Tudo que é diferente é encaminhado como louco. Tudo que é imaginoso é dito como mentiroso. Busco meu filho na escola e escuto o chiado das cigarras na boca alheia entoando que é maluco alguém escrever Jesus na cabeça. Não me preocupo, aprendi na roça: cigarras nunca morrem, apagam-se. Como avisar que dentro do guarda-chuva existem facas para cortar a luz?
Como avisar para desdobrar a vareta e jogar fora a lona?
Como avisar que os telhados são caminhados?
Como avisar que encontro mais astúcia no desespero do que na tranqüilidade?
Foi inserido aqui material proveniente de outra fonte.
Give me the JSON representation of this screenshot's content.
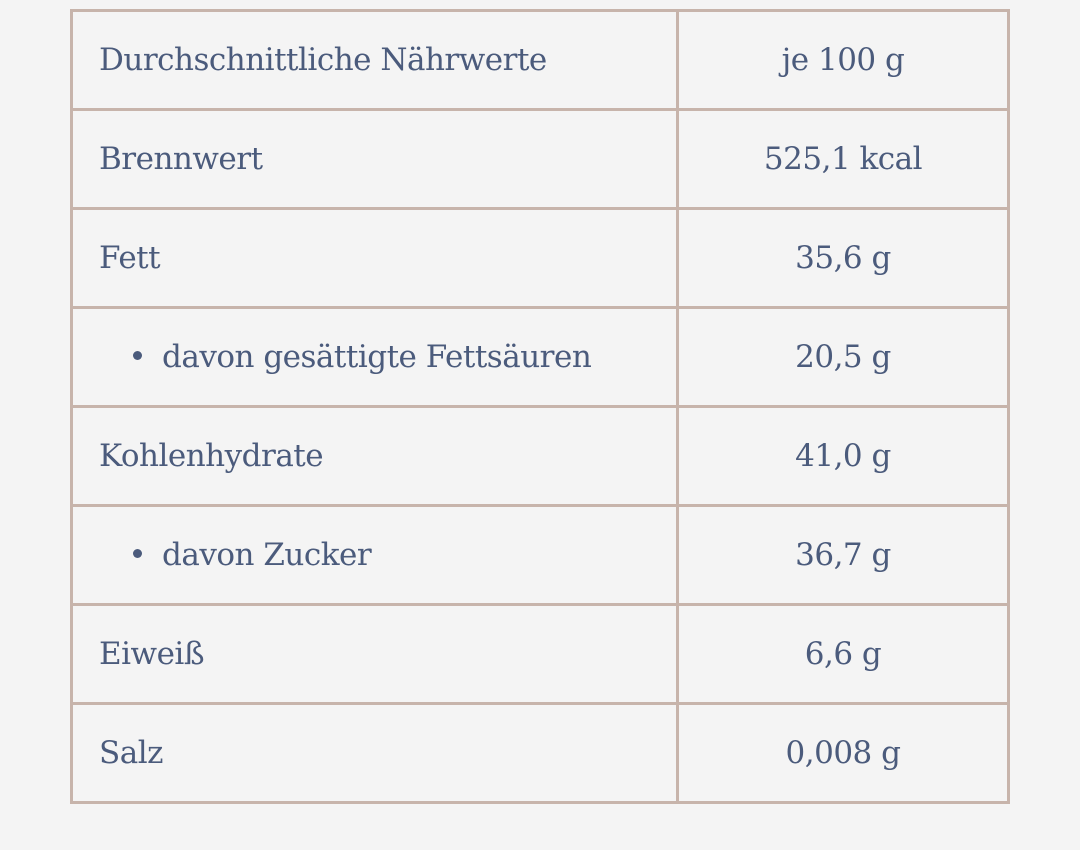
{
  "table": {
    "header": {
      "label": "Durchschnittliche Nährwerte",
      "value": "je 100 g"
    },
    "rows": [
      {
        "label": "Brennwert",
        "value": "525,1 kcal",
        "sub": false
      },
      {
        "label": "Fett",
        "value": "35,6 g",
        "sub": false
      },
      {
        "label": "davon gesättigte Fettsäuren",
        "value": "20,5 g",
        "sub": true
      },
      {
        "label": "Kohlenhydrate",
        "value": "41,0 g",
        "sub": false
      },
      {
        "label": "davon Zucker",
        "value": "36,7 g",
        "sub": true
      },
      {
        "label": "Eiweiß",
        "value": "6,6 g",
        "sub": false
      },
      {
        "label": "Salz",
        "value": "0,008 g",
        "sub": false
      }
    ]
  }
}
Cumprimento o crepúsculo com o menear do chapéu. Sou antigo para receber o sol, novo para desobedecer a noite. Há duas formas de loucura. A loucura triste, que se guarda para nunca gastar o corpo, e a loucura alegre, que esquece o corpo para protegê-lo.
Loucura alegre não vai se arrepender daquilo que tentou porque ela não tenta, ela é, quem tenta procura um resultado que não virá e será uma loucura triste. Loucura alegre é a matemática pictórica de Escher (subir as escadas de um prisma). Ou as cores berrando de Frida Kahlo (deitar numa banheira eletrocutada pela paisagem). É a voz rouca de Tom Waits (cantar como se não estivesse acordado). E o desfiladeiro dos dentes brancos da negra Billie Holiday (alfaiate da voz).
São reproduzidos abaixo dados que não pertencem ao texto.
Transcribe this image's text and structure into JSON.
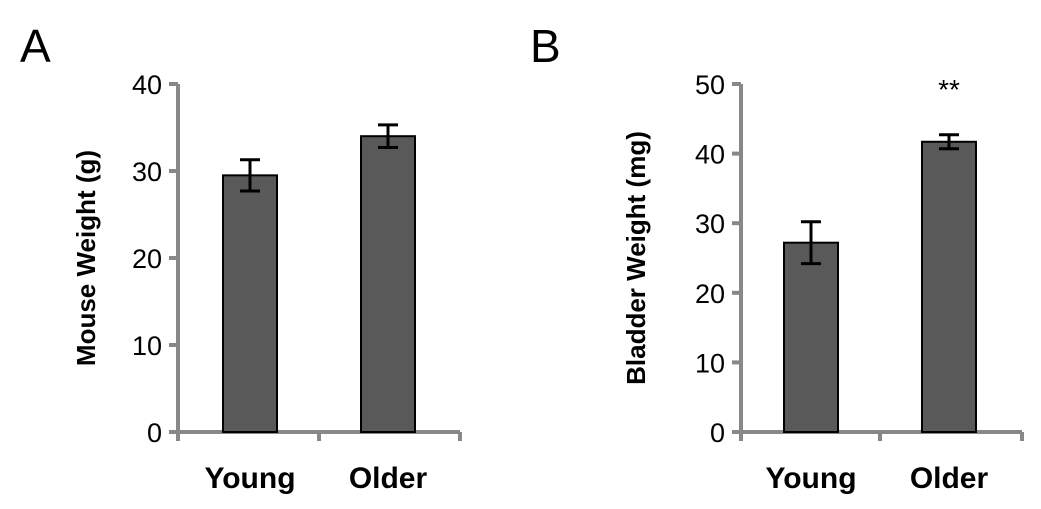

Loucura alegre não se preocupa com migalhas. As migalhas chamam os pássaros.
Loucura triste emburrece a esperança. Pede para cobrar, reprime para deprimir, manda para calar. É uma tristeza sem cócegas. Quem não ficou com a gente é mau caráter. Quem ficou é acomodado.
Loucura alegre tem suspiro. O suspiro é a escada rolante da lembrança. Quem não suspira não tira o gemido da risada.
Minha loucura é uma alegria para depois que chega antes. Aconselho a enlouquecer comigo e odiar minha conversa. Mas que seja um ódio criativo.